CYB5A encodes a membrane-bound cytochrome, and the loss of this gene can cause hereditary methemoglobinemia, which can further lead to cyanosis. However, methemoglobinemia was not reported in the 18q deletion syndrome, which usually involves CYB5A gene loss. Moreover, our patient showed only 0.8% of methemoglobin in arterial blood detected by a RAPID lab 1265 blood gas analyzer (Siemens Diagnostics, Medfield, MA, USA) at 90 days after birth.

TSHZ1 deletion or mutation can cause congenital aural atresia in the 18q deletion syndrome [7]. A previously reported critical region on chromosome 18 for congenital aural atresia is 18q22.3-18q23 [8]. Although the 18q22.1q23 deletion reported herein encompasses the critical region for congenital aural atresia, including TSHZ1 loss, our patient did not show any auditory anomalies.

NFATC1 has been known to have a role in human cardiac development, and an insufficiency of the NFATC1 gene product could lead to Ebstein's anomaly [9]. In the DECIPHER database, cardiac anomalies associated with the loss of NFATC1 included atrioventricular canal defect, ventricular septal defect, cardiomyopathy, tricuspid regurgitation, and atrial septal defect; the breakpoints ranged from 53.7 to 70.6 Mb (Table 1) [10]. On the basis of all the cardiac abnormalities found in this chromosomal region in DECIPHER, combined with the breakpoint position (63.2 Mb) and loss of NFATC1 in the patient, multiple cardiac abnormalities were suspected; however, only a single, huge ASD was detected by echocardiography.

While the CTDP1 mutation is a probable cause of congenital cataracts, facial dysmorphism, and neuropathy syndrome (OMIM 604168), the present case of loss of CTDP1 did not show other related symptoms, except for mild facial dysmorphism at a 6-month follow-up.

Except for the large ASD, which rarely causes cyanosis, the phenotype of our case was relatively mild compared with other cases of 18q deletion syndrome having similar deletion sizes.
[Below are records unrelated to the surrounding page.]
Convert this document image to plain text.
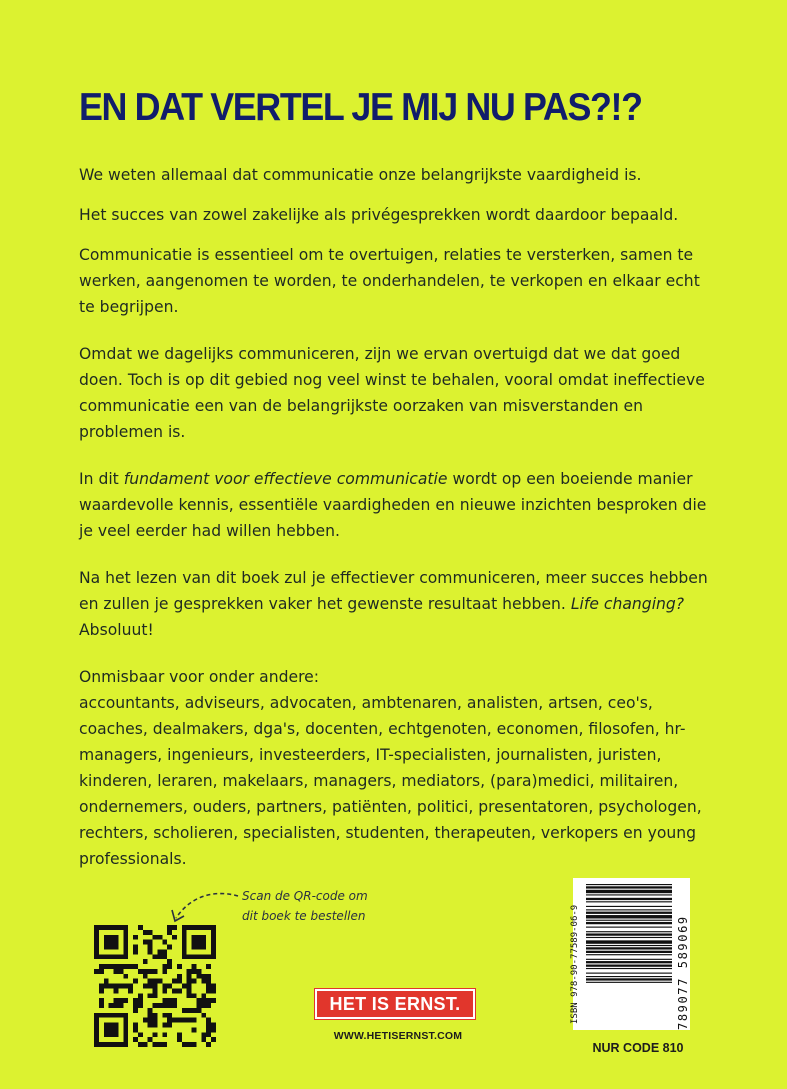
EN DAT VERTEL JE MIJ NU PAS?!?

We weten allemaal dat communicatie onze belangrijkste vaardigheid is.

Het succes van zowel zakelijke als privégesprekken wordt daardoor bepaald.

Communicatie is essentieel om te overtuigen, relaties te versterken, samen te werken, aangenomen te worden, te onderhandelen, te verkopen en elkaar echt te begrijpen.

Omdat we dagelijks communiceren, zijn we ervan overtuigd dat we dat goed doen. Toch is op dit gebied nog veel winst te behalen, vooral omdat ineffectieve communicatie een van de belangrijkste oorzaken van misverstanden en problemen is.

In dit fundament voor effectieve communicatie wordt op een boeiende manier waardevolle kennis, essentiële vaardigheden en nieuwe inzichten besproken die je veel eerder had willen hebben.

Na het lezen van dit boek zul je effectiever communiceren, meer succes hebben en zullen je gesprekken vaker het gewenste resultaat hebben. Life changing? Absoluut!

Onmisbaar voor onder andere:

accountants, adviseurs, advocaten, ambtenaren, analisten, artsen, ceo's, coaches, dealmakers, dga's, docenten, echtgenoten, economen, filosofen, hr-managers, ingenieurs, investeerders, IT-specialisten, journalisten, juristen, kinderen, leraren, makelaars, managers, mediators, (para)medici, militairen, ondernemers, ouders, partners, patiënten, politici, presentatoren, psychologen, rechters, scholieren, specialisten, studenten, therapeuten, verkopers en young professionals.

Scan de QR-code om dit boek te bestellen
HET IS ERNST.
WWW.HETISERNST.COM
ISBN 978-90-77589-06-9	789077 589069
NUR CODE 810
Other factors could be correlated with the loss of genes on the 18q terminal region in order to explain various phenotypes, regardless of the size of the deletion in 18q. Our case supports a relationship between the 18q terminal deletion and ASD, which could be useful for further studies on genotype-phenotype correlations between the18q deletion syndrome and cardiac anomaly.